Tuesday, January 29, 2008

a conclusion

i came to a conclusion today. or perhaps it was one of those times again where i knew what the conclusion was, and i just decided to accept it. any ways, my conclusion was that it as been a few months since i had touched my book, and i really needed to start writing again, especially since i have been hooked up with an editor (oh yeah!!!!).

but here is the thing that i find funny.

i had forgotten what section topic i was writing on at this point, and it just so happens to be about patience. something i need a lot of coaching in right now. never in my life have i wanted some thing right now, even though it is unrealistic at this time. the idea of being patient and waiting is almost unbearable. and so, i smile.......i almost laugh, because i cannot help but think that God planned this out for me before time.
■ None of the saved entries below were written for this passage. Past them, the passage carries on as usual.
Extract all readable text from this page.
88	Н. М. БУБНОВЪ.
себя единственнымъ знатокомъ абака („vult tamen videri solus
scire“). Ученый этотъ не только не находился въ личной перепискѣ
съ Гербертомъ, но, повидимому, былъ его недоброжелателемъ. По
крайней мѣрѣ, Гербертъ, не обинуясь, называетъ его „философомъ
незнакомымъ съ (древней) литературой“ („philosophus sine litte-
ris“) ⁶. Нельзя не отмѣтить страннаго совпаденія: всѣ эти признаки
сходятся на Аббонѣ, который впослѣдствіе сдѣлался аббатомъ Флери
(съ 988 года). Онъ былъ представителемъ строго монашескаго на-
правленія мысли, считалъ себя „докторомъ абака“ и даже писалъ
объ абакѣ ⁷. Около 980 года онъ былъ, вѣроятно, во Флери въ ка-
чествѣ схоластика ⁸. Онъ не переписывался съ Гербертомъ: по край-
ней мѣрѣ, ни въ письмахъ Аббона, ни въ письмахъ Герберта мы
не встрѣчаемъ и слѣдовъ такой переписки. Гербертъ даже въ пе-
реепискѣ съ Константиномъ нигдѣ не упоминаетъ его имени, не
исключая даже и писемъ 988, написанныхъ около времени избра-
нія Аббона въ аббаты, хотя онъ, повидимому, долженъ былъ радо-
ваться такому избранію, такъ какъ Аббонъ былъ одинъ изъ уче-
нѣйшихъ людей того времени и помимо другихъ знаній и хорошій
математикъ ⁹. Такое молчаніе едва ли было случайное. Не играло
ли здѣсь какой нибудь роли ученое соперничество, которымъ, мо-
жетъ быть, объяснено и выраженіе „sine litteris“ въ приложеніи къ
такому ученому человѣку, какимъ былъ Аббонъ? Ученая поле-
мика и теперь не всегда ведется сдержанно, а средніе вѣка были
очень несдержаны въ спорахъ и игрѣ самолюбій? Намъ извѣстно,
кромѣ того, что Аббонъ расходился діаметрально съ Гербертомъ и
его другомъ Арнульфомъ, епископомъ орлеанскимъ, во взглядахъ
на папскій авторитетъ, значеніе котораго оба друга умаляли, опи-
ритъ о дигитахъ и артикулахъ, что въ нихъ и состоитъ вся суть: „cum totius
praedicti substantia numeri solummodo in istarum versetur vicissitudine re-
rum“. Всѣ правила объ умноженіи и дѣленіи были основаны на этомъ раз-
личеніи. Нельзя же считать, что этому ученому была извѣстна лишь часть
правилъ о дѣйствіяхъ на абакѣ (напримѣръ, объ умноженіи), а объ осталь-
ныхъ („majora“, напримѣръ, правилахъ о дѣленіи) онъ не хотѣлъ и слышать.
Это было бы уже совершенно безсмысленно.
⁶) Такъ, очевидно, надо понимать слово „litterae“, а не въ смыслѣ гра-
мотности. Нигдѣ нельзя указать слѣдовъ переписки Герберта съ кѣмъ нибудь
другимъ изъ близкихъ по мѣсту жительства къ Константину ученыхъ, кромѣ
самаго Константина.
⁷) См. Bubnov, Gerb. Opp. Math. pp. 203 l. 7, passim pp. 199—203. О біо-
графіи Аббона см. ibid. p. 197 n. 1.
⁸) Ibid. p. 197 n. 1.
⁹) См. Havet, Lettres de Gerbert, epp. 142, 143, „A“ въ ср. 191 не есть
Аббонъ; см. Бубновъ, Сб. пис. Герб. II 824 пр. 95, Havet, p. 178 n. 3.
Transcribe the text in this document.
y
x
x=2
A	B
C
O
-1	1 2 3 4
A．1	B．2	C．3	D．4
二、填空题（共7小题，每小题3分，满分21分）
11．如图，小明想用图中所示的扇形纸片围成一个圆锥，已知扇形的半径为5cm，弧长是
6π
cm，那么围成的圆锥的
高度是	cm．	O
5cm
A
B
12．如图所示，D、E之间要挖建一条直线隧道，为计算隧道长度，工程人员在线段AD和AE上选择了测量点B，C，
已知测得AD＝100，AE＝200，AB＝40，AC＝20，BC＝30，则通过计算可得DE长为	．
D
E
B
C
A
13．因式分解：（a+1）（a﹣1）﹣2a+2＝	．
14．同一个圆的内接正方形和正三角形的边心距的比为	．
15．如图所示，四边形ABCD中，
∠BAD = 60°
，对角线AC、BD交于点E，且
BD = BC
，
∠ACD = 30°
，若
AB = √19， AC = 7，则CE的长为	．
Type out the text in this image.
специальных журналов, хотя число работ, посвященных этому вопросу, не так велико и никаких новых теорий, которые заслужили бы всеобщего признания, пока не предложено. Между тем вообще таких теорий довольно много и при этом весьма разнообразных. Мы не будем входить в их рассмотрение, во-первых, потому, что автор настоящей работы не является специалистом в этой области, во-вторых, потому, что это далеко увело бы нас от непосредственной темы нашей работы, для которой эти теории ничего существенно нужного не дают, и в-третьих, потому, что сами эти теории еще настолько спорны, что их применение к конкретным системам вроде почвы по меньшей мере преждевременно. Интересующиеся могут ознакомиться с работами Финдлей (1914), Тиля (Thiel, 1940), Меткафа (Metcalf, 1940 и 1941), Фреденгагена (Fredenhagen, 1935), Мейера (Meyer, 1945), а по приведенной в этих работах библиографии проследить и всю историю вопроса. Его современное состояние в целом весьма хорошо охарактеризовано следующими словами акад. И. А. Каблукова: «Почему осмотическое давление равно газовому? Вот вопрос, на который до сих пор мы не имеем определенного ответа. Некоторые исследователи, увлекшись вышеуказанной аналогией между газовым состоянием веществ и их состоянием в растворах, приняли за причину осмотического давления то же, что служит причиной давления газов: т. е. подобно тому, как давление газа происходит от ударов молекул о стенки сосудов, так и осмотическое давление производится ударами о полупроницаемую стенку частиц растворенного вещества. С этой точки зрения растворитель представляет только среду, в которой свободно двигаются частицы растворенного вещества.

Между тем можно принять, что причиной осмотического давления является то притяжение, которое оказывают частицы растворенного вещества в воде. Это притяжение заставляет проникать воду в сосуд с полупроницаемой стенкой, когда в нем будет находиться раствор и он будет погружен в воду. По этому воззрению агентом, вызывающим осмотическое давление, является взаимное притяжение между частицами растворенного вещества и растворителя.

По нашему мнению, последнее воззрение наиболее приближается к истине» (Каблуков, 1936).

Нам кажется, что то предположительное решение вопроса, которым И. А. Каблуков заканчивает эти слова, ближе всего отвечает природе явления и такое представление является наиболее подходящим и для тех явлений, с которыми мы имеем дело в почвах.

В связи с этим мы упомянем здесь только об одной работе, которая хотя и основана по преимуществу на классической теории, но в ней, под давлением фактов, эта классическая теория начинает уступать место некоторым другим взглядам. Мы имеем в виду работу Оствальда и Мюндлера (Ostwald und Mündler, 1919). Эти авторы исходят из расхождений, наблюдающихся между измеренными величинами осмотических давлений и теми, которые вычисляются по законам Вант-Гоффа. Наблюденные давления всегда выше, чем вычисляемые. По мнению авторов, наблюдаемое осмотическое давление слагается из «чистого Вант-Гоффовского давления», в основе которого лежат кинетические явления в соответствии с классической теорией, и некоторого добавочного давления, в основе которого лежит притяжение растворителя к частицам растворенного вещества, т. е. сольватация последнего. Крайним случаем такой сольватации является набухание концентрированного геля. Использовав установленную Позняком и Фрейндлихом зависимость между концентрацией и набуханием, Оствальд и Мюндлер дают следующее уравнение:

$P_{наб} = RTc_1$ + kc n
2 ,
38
see, i have a grand opportunity to dive in and really study what it means to be patient. by looking at the life of Christ, Paul and other Apostles and how it played a part in their lives, i can better gain an understanding of the importance and rewards of being patient in my life here and now.

and you know what is even better?

the next section is on self-control, which is tied into patience. two prime areas in life i struggle with constantly........wanting things now, and giving in in an attempt to grasp them.......and here i am studying and writing about them!

God once again, is funny. i think i now know why i was lead to write this book. perhaps it is not so much to bless others, but to cause me to search and dig in areas of my life i struggle the most.

perhaps, this is more for me than i ever imagined.